The Neue Semkenfahrt canal in Blockland in Bremen, Germany (photo Till F. Teenck)

Semkenfahrt denotes three parts of the canal system: the Alte Semkenfahrt (= Old Semkenfahrt), the Semkenfahrtkanal (= Semkenfahrt canal), and the Neue Semkenfahrt (= New Semkenfahrt). The word Semkenfahrt originated from Semken, the surname of a family who gave the land to build the canal, and Fahrt which means a navigable channel in the nautical sense.

History of the Semkenfahrt[edit]

With a barge carrying peat from Worpswede bound for Bremen, a skipper had to use the rivers Hamme, Lesum and Wümme. The journey took about three to four days. In the year 1754 a project was started to connect the newly founded village of Tüschendorf with the river Hamme. The canal, called Alte Semkenfahrt, had to make an arc to pass the hill of Weyerberg, then joining the river Hamme.

While the peat barges were in the Semkenfahrt they had to be hauled. On reaching the river Hamme, if the wind came from an easterly direction, the skipper could use sail. But in North Germany the wind comes mostly from the west, so for the most part the skipper could set the sails only on the way back, when the barges were empty. On the way to Bremen they mostly had to punt or to scull.

The peat barge traffic reached its peak at the end of the 19th century. For example, in the year 1880, 25,000 shiploads reached Bremen. About 5,000 to 6,000 of these shiploads used the Semkenfahrt. The cargo was in total approximately 30,000 to 36,000 cubic meters in volume.

Alte Semkenfahrt - Old Semkenfahrt[edit]

(Start: 53°14′3.1″N 9°1′11.5″E / 53.234194°N 9.019861°E / 53.234194; 9.019861; End: 53°13′6.36″N 8°52′4.82″E / 53.2184333°N 8.8680056°E / 53.2184333; 8.8680056)

In 1754 the Alte Semkenfahrt was dug, beginning at the village of Tüschendorf, and passing the villages of Adolphsdorf, Otterstein, Mooringen, Worpheim, and Waakhausen, and then joining the river Hamme. Today only the part from Waakhausen to the Hamme can be used by canoes. The remaining parts are now too small for canoes. Today the Semkenfahrt between Waakhausen and the river Hamme looks like this.

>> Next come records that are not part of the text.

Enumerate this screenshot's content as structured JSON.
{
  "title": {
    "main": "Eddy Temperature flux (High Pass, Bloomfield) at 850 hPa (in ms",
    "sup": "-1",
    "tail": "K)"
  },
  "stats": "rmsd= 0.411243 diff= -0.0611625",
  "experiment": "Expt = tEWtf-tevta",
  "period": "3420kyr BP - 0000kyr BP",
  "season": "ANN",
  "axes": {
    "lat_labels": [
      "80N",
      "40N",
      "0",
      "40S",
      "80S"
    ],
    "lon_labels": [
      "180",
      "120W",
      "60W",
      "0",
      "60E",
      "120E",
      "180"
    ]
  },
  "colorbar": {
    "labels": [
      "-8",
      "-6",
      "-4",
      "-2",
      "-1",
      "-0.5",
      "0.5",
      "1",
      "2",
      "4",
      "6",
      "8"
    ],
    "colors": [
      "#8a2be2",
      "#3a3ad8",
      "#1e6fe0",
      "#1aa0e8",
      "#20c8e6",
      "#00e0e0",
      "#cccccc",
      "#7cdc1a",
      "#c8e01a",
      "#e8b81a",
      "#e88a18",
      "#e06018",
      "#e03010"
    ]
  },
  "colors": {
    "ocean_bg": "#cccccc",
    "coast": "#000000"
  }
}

Semkenfahrtkanal - Semkenfahrt canal[edit]

(Start: 53°11′36.92″N 8°54′20.54″E / 53.1935889°N 8.9057056°E / 53.1935889; 8.9057056; End: 53°8′51.62″N 8°50′43.32″E / 53.1476722°N 8.8453667°E / 53.1476722; 8.8453667)

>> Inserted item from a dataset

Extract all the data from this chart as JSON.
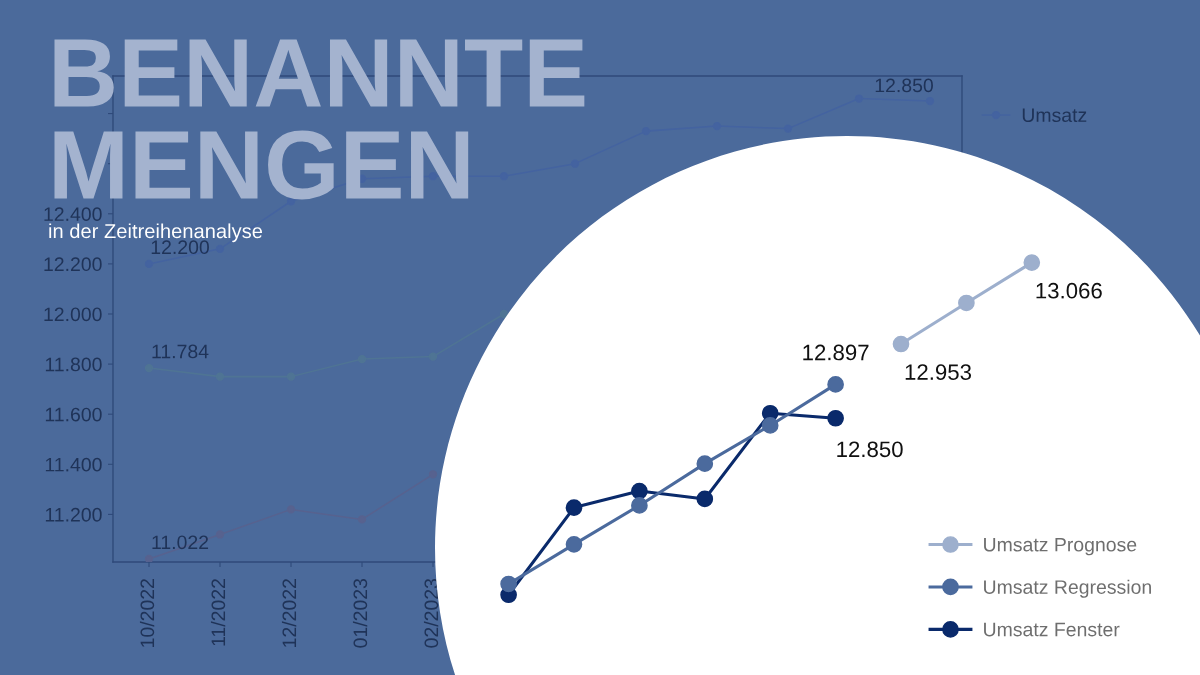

This part of the Semkenfahrt was established in 1888. It starts at the "Alte Semkenfahrt" in Worpheim and leads directly to the river Wümme. It reaches the Wümme at the inn "Zur Schleuse" in the village of Truperdeich. "Zur Schleuse" means a lock in the nautical sense, and the inn is thus named because it is located close to the lock by which the barges left the Semkenfahrt and came into the river Wümme. The lock was necessary because the river Wümme has a dike to suppress the influence of the tide. This part of the Semkenfahrt very much shortens the route.

Neue Semkenfahrt - New Semkenfahrt[edit]

(Start: 53°8′40.38″N 8°50′47.11″E / 53.1445500°N 8.8464194°E / 53.1445500; 8.8464194; End: 53°7′1″N 8°49′3″E / 53.11694°N 8.81750°E / 53.11694; 8.81750)

This part was established after 1888. At first it was named Neuer Torfkanal. This part starts on the south bank of the river Wümme at the Gartelmann's Gasthof inn.

The river Wümme is protected by a dike. Until 1902 there was no lock available to pass the dike, and the barges had to pass the dike by a slip mechanism, driven by a manually operated winch.

After the barges left the Neue Semkenfahrt they came into the Torfkanal and then it was only a short way to the destination, the Torfhafen (harbour for peat). The economic importance of the peat traffic at that time is shown by the length of the quay: 1 km (approximately 0.6 miles).